フロリダ州立大学で2023年に発生した銃撃事件で、チャットGPTが容疑者に助言を与えていた可能性があるとして、フロリダ州司法長官がオープンAI社に対する刑事調査を開始した。
事件では2人が死亡、6人が負傷し、容疑者のフィーニックス・イクナー容疑者(当時20歳)は現在、殺人および殺人未遂の罪で起訴されている。
チャットログが示す「重大な助言」
フロリダ州司法長官ジェームズ・ウトマイヤー氏はプレスリリースで、容疑者のアカウントとチャットGPT間のショッキングなチャットログを確認したと明らかにした。ログによると、チャットGPTが容疑者に対して「重大な助言」を与えていたという。
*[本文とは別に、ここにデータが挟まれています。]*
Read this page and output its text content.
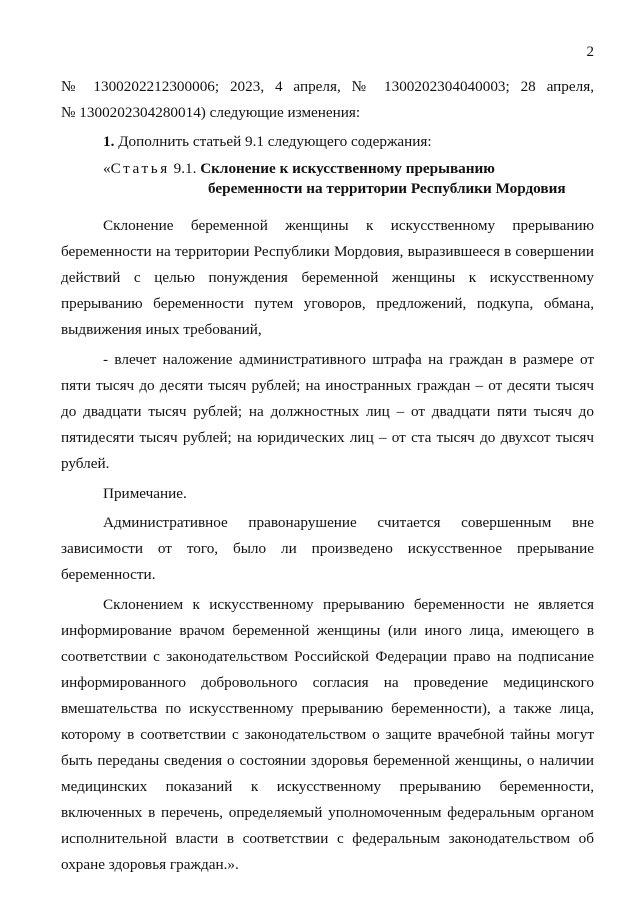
2

№ 1300202212300006; 2023, 4 апреля, № 1300202304040003; 28 апреля,

№ 1300202304280014) следующие изменения:

1. Дополнить статьей 9.1 следующего содержания:

«Статья 9.1. Склонение к искусственному прерыванию
беременности на территории Республики Мордовия

Склонение беременной женщины к искусственному прерыванию беременности на территории Республики Мордовия, выразившееся в совершении действий с целью понуждения беременной женщины к искусственному прерыванию беременности путем уговоров, предложений, подкупа, обмана, выдвижения иных требований,

- влечет наложение административного штрафа на граждан в размере от пяти тысяч до десяти тысяч рублей; на иностранных граждан – от десяти тысяч до двадцати тысяч рублей; на должностных лиц – от двадцати пяти тысяч до пятидесяти тысяч рублей; на юридических лиц – от ста тысяч до двухсот тысяч рублей.

Примечание.

Административное правонарушение считается совершенным вне зависимости от того, было ли произведено искусственное прерывание беременности.

Склонением к искусственному прерыванию беременности не является информирование врачом беременной женщины (или иного лица, имеющего в соответствии с законодательством Российской Федерации право на подписание информированного добровольного согласия на проведение медицинского вмешательства по искусственному прерыванию беременности), а также лица, которому в соответствии с законодательством о защите врачебной тайны могут быть переданы сведения о состоянии здоровья беременной женщины, о наличии медицинских показаний к искусственному прерыванию беременности, включенных в перечень, определяемый уполномоченным федеральным органом исполнительной власти в соответствии с федеральным законодательством об охране здоровья граждан.».
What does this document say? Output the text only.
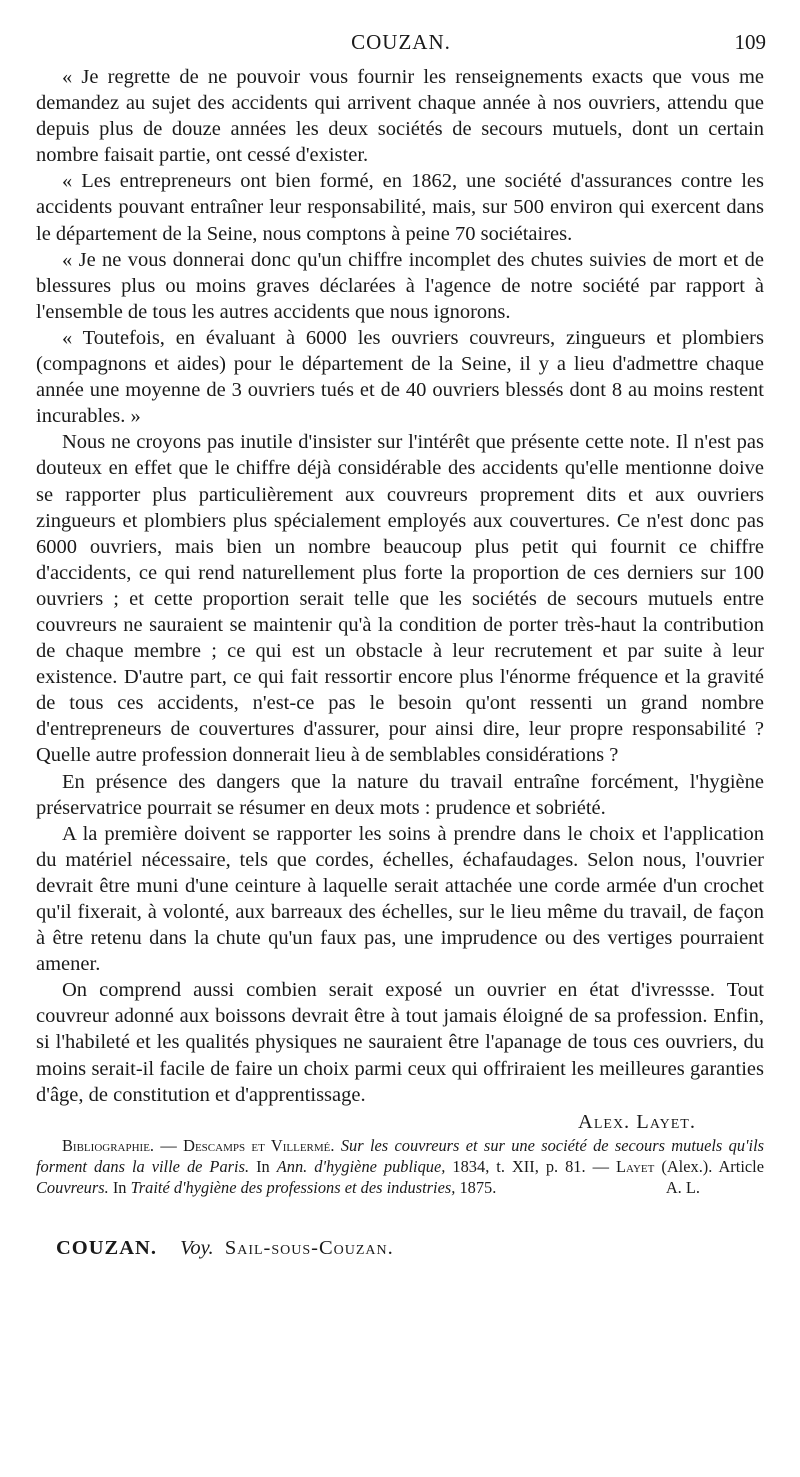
COUZAN.	109

« Je regrette de ne pouvoir vous fournir les renseignements exacts que vous me demandez au sujet des accidents qui arrivent chaque année à nos ouvriers, attendu que depuis plus de douze années les deux sociétés de secours mutuels, dont un certain nombre faisait partie, ont cessé d'exister.

« Les entrepreneurs ont bien formé, en 1862, une société d'assurances contre les accidents pouvant entraîner leur responsabilité, mais, sur 500 environ qui exercent dans le département de la Seine, nous comptons à peine 70 sociétaires.

« Je ne vous donnerai donc qu'un chiffre incomplet des chutes suivies de mort et de blessures plus ou moins graves déclarées à l'agence de notre société par rapport à l'ensemble de tous les autres accidents que nous ignorons.

« Toutefois, en évaluant à 6000 les ouvriers couvreurs, zingueurs et plombiers (compagnons et aides) pour le département de la Seine, il y a lieu d'admettre chaque année une moyenne de 3 ouvriers tués et de 40 ouvriers blessés dont 8 au moins restent incurables. »

Nous ne croyons pas inutile d'insister sur l'intérêt que présente cette note. Il n'est pas douteux en effet que le chiffre déjà considérable des accidents qu'elle mentionne doive se rapporter plus particulièrement aux couvreurs proprement dits et aux ouvriers zingueurs et plombiers plus spécialement employés aux couvertures. Ce n'est donc pas 6000 ouvriers, mais bien un nombre beaucoup plus petit qui fournit ce chiffre d'accidents, ce qui rend naturellement plus forte la proportion de ces derniers sur 100 ouvriers ; et cette proportion serait telle que les sociétés de secours mutuels entre couvreurs ne sauraient se maintenir qu'à la condition de porter très-haut la contribution de chaque membre ; ce qui est un obstacle à leur recrutement et par suite à leur existence. D'autre part, ce qui fait ressortir encore plus l'énorme fréquence et la gravité de tous ces accidents, n'est-ce pas le besoin qu'ont ressenti un grand nombre d'entrepreneurs de couvertures d'assurer, pour ainsi dire, leur propre responsabilité ? Quelle autre profession donnerait lieu à de semblables considérations ?

En présence des dangers que la nature du travail entraîne forcément, l'hygiène préservatrice pourrait se résumer en deux mots : prudence et sobriété.

A la première doivent se rapporter les soins à prendre dans le choix et l'application du matériel nécessaire, tels que cordes, échelles, échafaudages. Selon nous, l'ouvrier devrait être muni d'une ceinture à laquelle serait attachée une corde armée d'un crochet qu'il fixerait, à volonté, aux barreaux des échelles, sur le lieu même du travail, de façon à être retenu dans la chute qu'un faux pas, une imprudence ou des vertiges pourraient amener.

On comprend aussi combien serait exposé un ouvrier en état d'ivressse. Tout couvreur adonné aux boissons devrait être à tout jamais éloigné de sa profession. Enfin, si l'habileté et les qualités physiques ne sauraient être l'apanage de tous ces ouvriers, du moins serait-il facile de faire un choix parmi ceux qui offriraient les meilleures garanties d'âge, de constitution et d'apprentissage.

Alex. Layet.

Bibliographie. — Descamps et Villermé. Sur les couvreurs et sur une société de secours mutuels qu'ils forment dans la ville de Paris. In Ann. d'hygiène publique, 1834, t. XII, p. 81. — Layet (Alex.). Article Couvreurs. In Traité d'hygiène des professions et des industries, 1875.	A. L.

COUZAN. Voy. Sail-sous-Couzan.
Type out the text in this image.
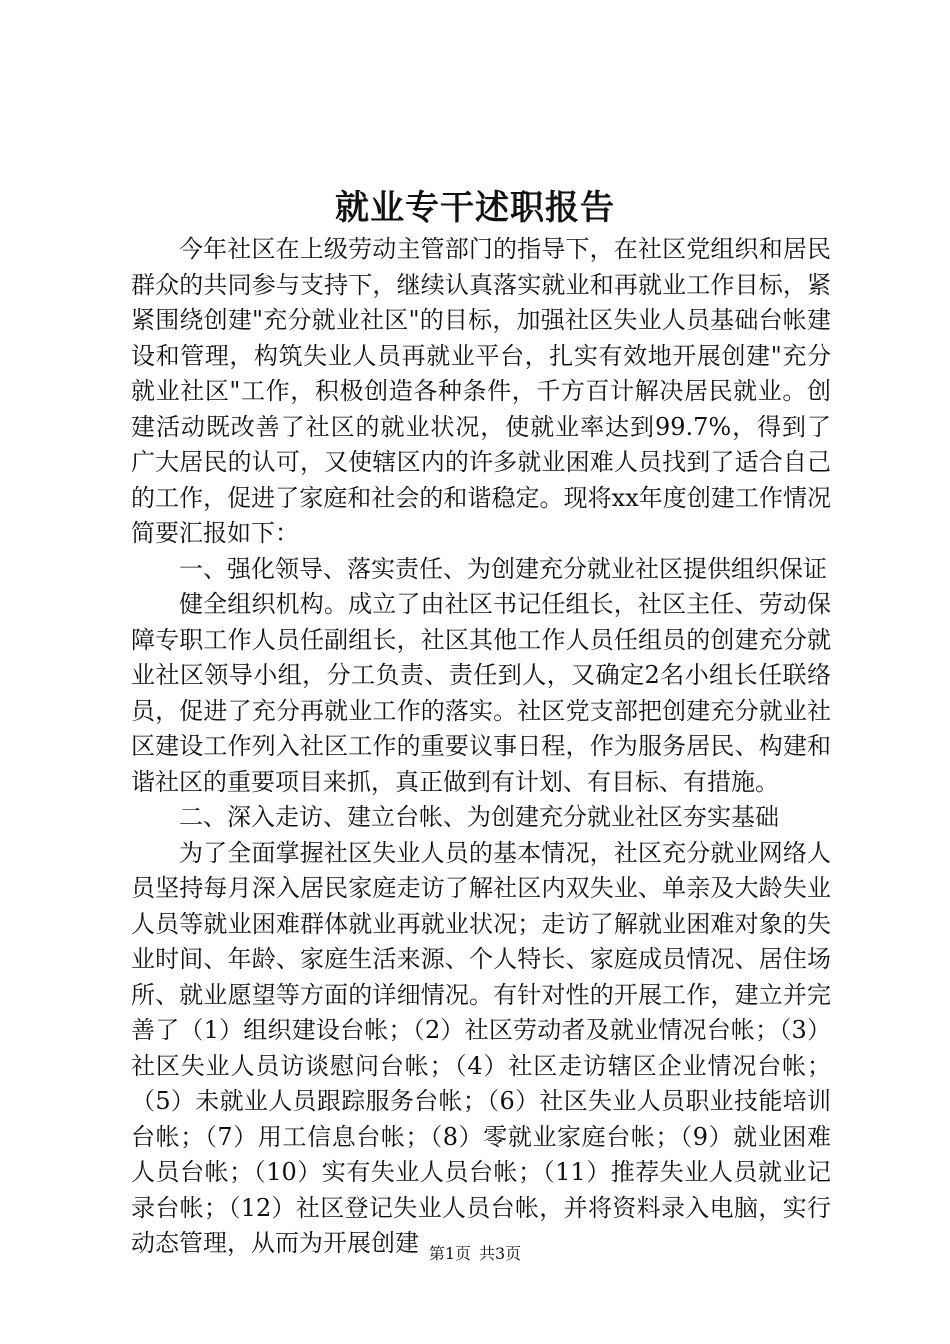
就业专干述职报告

今年社区在上级劳动主管部门的指导下，在社区党组织和居民群众的共同参与支持下，继续认真落实就业和再就业工作目标，紧紧围绕创建"充分就业社区"的目标，加强社区失业人员基础台帐建设和管理，构筑失业人员再就业平台，扎实有效地开展创建"充分就业社区"工作，积极创造各种条件，千方百计解决居民就业。创建活动既改善了社区的就业状况，使就业率达到99.7%，得到了广大居民的认可，又使辖区内的许多就业困难人员找到了适合自己的工作，促进了家庭和社会的和谐稳定。现将xx年度创建工作情况简要汇报如下：

一、强化领导、落实责任、为创建充分就业社区提供组织保证

健全组织机构。成立了由社区书记任组长，社区主任、劳动保障专职工作人员任副组长，社区其他工作人员任组员的创建充分就业社区领导小组，分工负责、责任到人，又确定2名小组长任联络员，促进了充分再就业工作的落实。社区党支部把创建充分就业社区建设工作列入社区工作的重要议事日程，作为服务居民、构建和谐社区的重要项目来抓，真正做到有计划、有目标、有措施。

二、深入走访、建立台帐、为创建充分就业社区夯实基础

为了全面掌握社区失业人员的基本情况，社区充分就业网络人员坚持每月深入居民家庭走访了解社区内双失业、单亲及大龄失业人员等就业困难群体就业再就业状况；走访了解就业困难对象的失业时间、年龄、家庭生活来源、个人特长、家庭成员情况、居住场所、就业愿望等方面的详细情况。有针对性的开展工作，建立并完善了（1）组织建设台帐；（2）社区劳动者及就业情况台帐；（3）社区失业人员访谈慰问台帐；（4）社区走访辖区企业情况台帐；（5）未就业人员跟踪服务台帐；（6）社区失业人员职业技能培训台帐；（7）用工信息台帐；（8）零就业家庭台帐；（9）就业困难人员台帐；（10）实有失业人员台帐；（11）推荐失业人员就业记录台帐；（12）社区登记失业人员台帐，并将资料录入电脑，实行动态管理，从而为开展创建 第1页 共3页
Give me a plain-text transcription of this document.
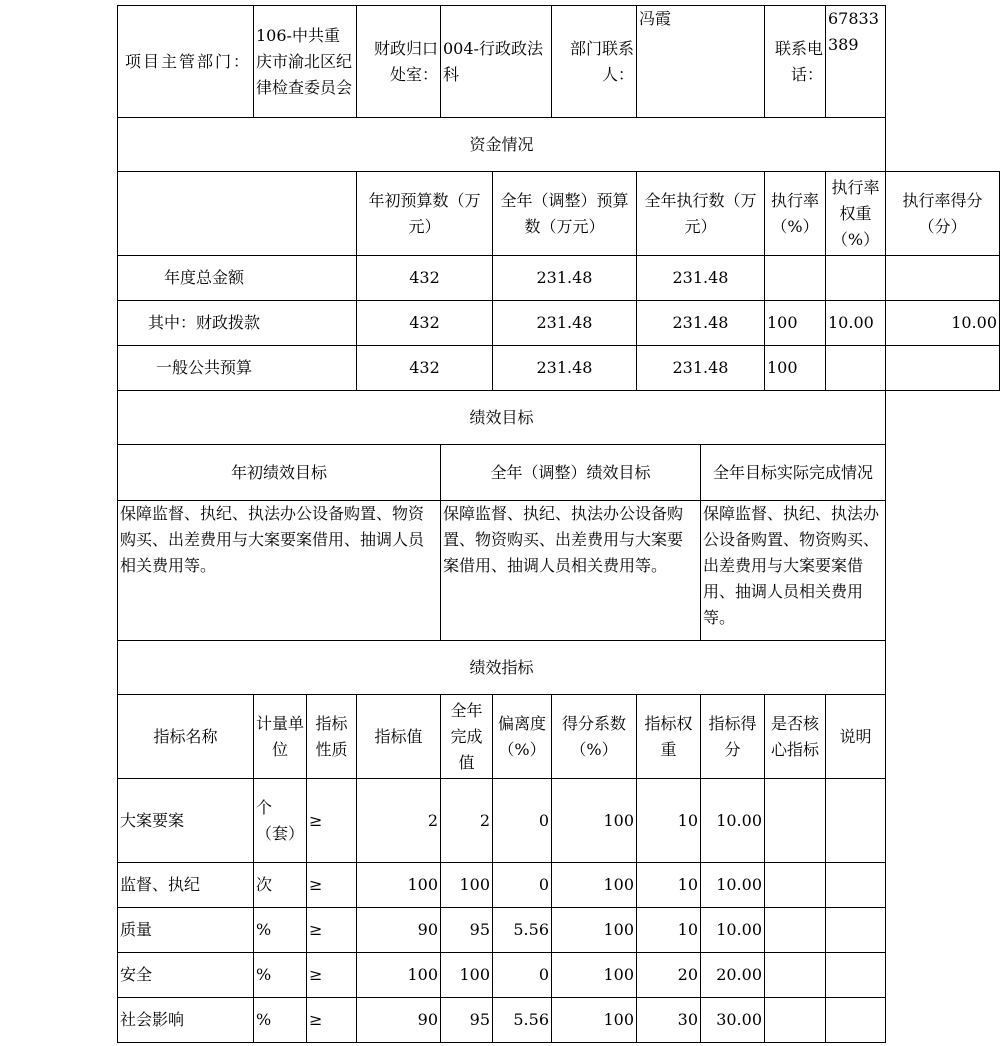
项目主管部门：	106-中共重庆市渝北区纪律检查委员会		财政归口处室：	004-行政政法科		部门联系人：	冯霞		联系电话：	67833389	
资金情况											
			年初预算数（万元）		全年（调整）预算数（万元）		全年执行数（万元）		执行率（%）	执行率权重（%）	执行率得分（分）
年度总金额			432		231.48		231.48				
其中：财政拨款			432		231.48		231.48		100	10.00	10.00
一般公共预算			432		231.48		231.48		100		
绩效目标											
年初绩效目标				全年（调整）绩效目标				全年目标实际完成情况			
保障监督、执纪、执法办公设备购置、物资购买、出差费用与大案要案借用、抽调人员相关费用等。				保障监督、执纪、执法办公设备购置、物资购买、出差费用与大案要案借用、抽调人员相关费用等。				保障监督、执纪、执法办公设备购置、物资购买、出差费用与大案要案借用、抽调人员相关费用等。			
绩效指标											
指标名称	计量单位	指标性质	指标值	全年完成值	偏离度（%）	得分系数（%）	指标权重	指标得分	是否核心指标	说明	
大案要案	个（套）	≥	2	2	0	100	10	10.00			
监督、执纪	次	≥	100	100	0	100	10	10.00			
质量	%	≥	90	95	5.56	100	10	10.00			
安全	%	≥	100	100	0	100	20	20.00			
社会影响	%	≥	90	95	5.56	100	30	30.00			
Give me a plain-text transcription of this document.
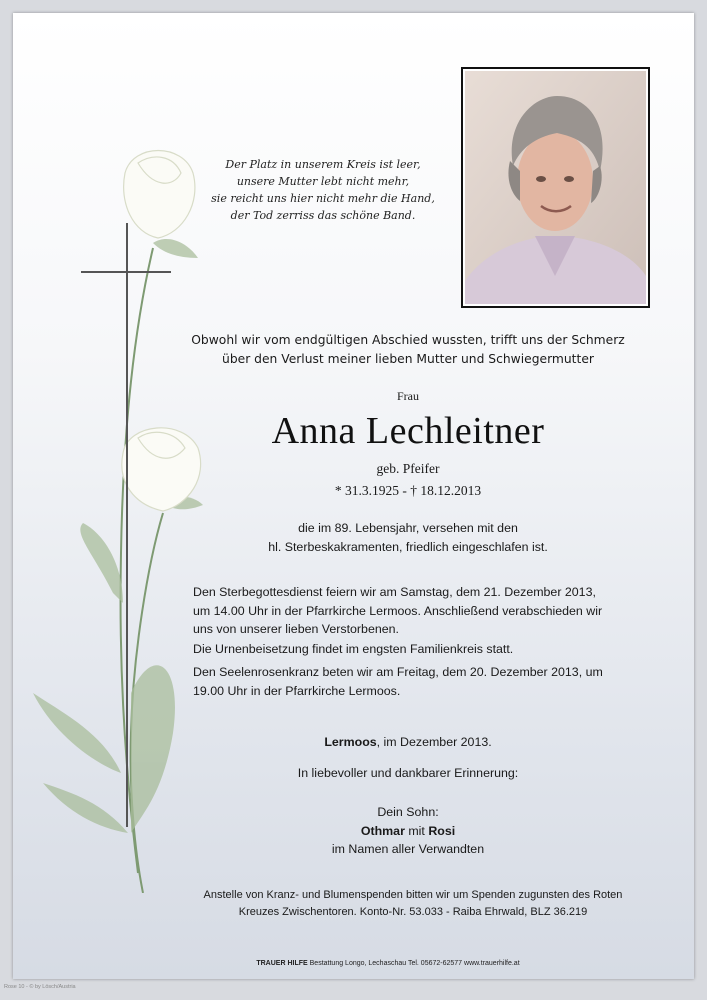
Der Platz in unserem Kreis ist leer,
unsere Mutter lebt nicht mehr,
sie reicht uns hier nicht mehr die Hand,
der Tod zerriss das schöne Band.
Obwohl wir vom endgültigen Abschied wussten, trifft uns der Schmerz
über den Verlust meiner lieben Mutter und Schwiegermutter
Frau
Anna Lechleitner
geb. Pfeifer
* 31.3.1925 - † 18.12.2013
die im 89. Lebensjahr, versehen mit den
hl. Sterbeskakramenten, friedlich eingeschlafen ist.
Den Sterbegottesdienst feiern wir am Samstag, dem 21. Dezember 2013,
um 14.00 Uhr in der Pfarrkirche Lermoos. Anschließend verabschieden wir
uns von unserer lieben Verstorbenen.
Die Urnenbeisetzung findet im engsten Familienkreis statt.
Den Seelenrosenkranz beten wir am Freitag, dem 20. Dezember 2013, um
19.00 Uhr in der Pfarrkirche Lermoos.
Lermoos, im Dezember 2013.
In liebevoller und dankbarer Erinnerung:
Dein Sohn:
Othmar mit Rosi
im Namen aller Verwandten
Anstelle von Kranz- und Blumenspenden bitten wir um Spenden zugunsten des Roten
Kreuzes Zwischentoren. Konto-Nr. 53.033 - Raiba Ehrwald, BLZ 36.219
TRAUER HILFE Bestattung Longo, Lechaschau Tel. 05672-62577 www.trauerhilfe.at
Rose 10 - © by Lösch/Austria
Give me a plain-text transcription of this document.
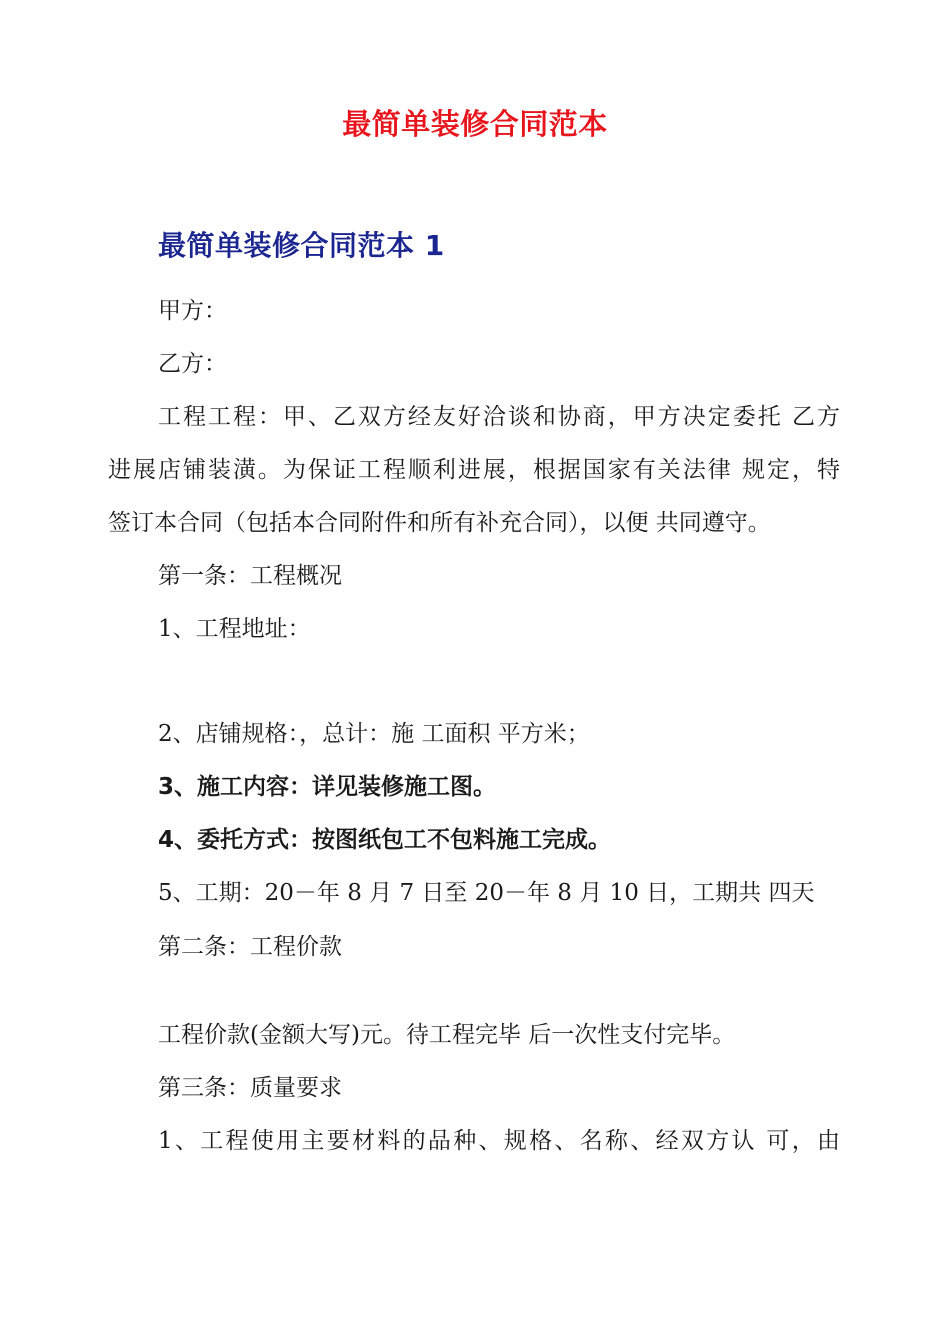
最简单装修合同范本
最简单装修合同范本 1
甲方：
乙方：
工程工程：甲、乙双方经友好洽谈和协商，甲方决定委托 乙方
进展店铺装潢。为保证工程顺利进展，根据国家有关法律 规定，特
签订本合同（包括本合同附件和所有补充合同），以便 共同遵守。
第一条：工程概况
1、工程地址：
2、店铺规格：，总计：施 工面积 平方米；
3、施工内容：详见装修施工图。
4、委托方式：按图纸包工不包料施工完成。
5、工期：20－年 8 月 7 日至 20－年 8 月 10 日，工期共 四天
第二条：工程价款
工程价款(金额大写)元。待工程完毕 后一次性支付完毕。
第三条：质量要求
1、工程使用主要材料的品种、规格、名称、经双方认 可，由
ウトマイヤー氏は記者会見で、「もしチャットGPTが人間であったならば、共犯として殺人の罪に問われていたであろう」と述べ、フロリダ州の幇助・教唆法に基づく責任を指摘した。
オープンAI社の見解
オープンAI社は声明で、チャットGPTが「いかなる犯罪行為にも責任はない」と主張。同社は、AIが提供する情報はユーザーの判断に委ねられており、悪用された場合の責任は利用者にあるとしている。
今後の法的展開に注目
この調査は、AI技術の法的責任の在り方を巡る議論をさらに加速させる可能性がある。専門家らは、AIの責任範囲や規制の必要性について、国際的な議論が必要だと指摘している。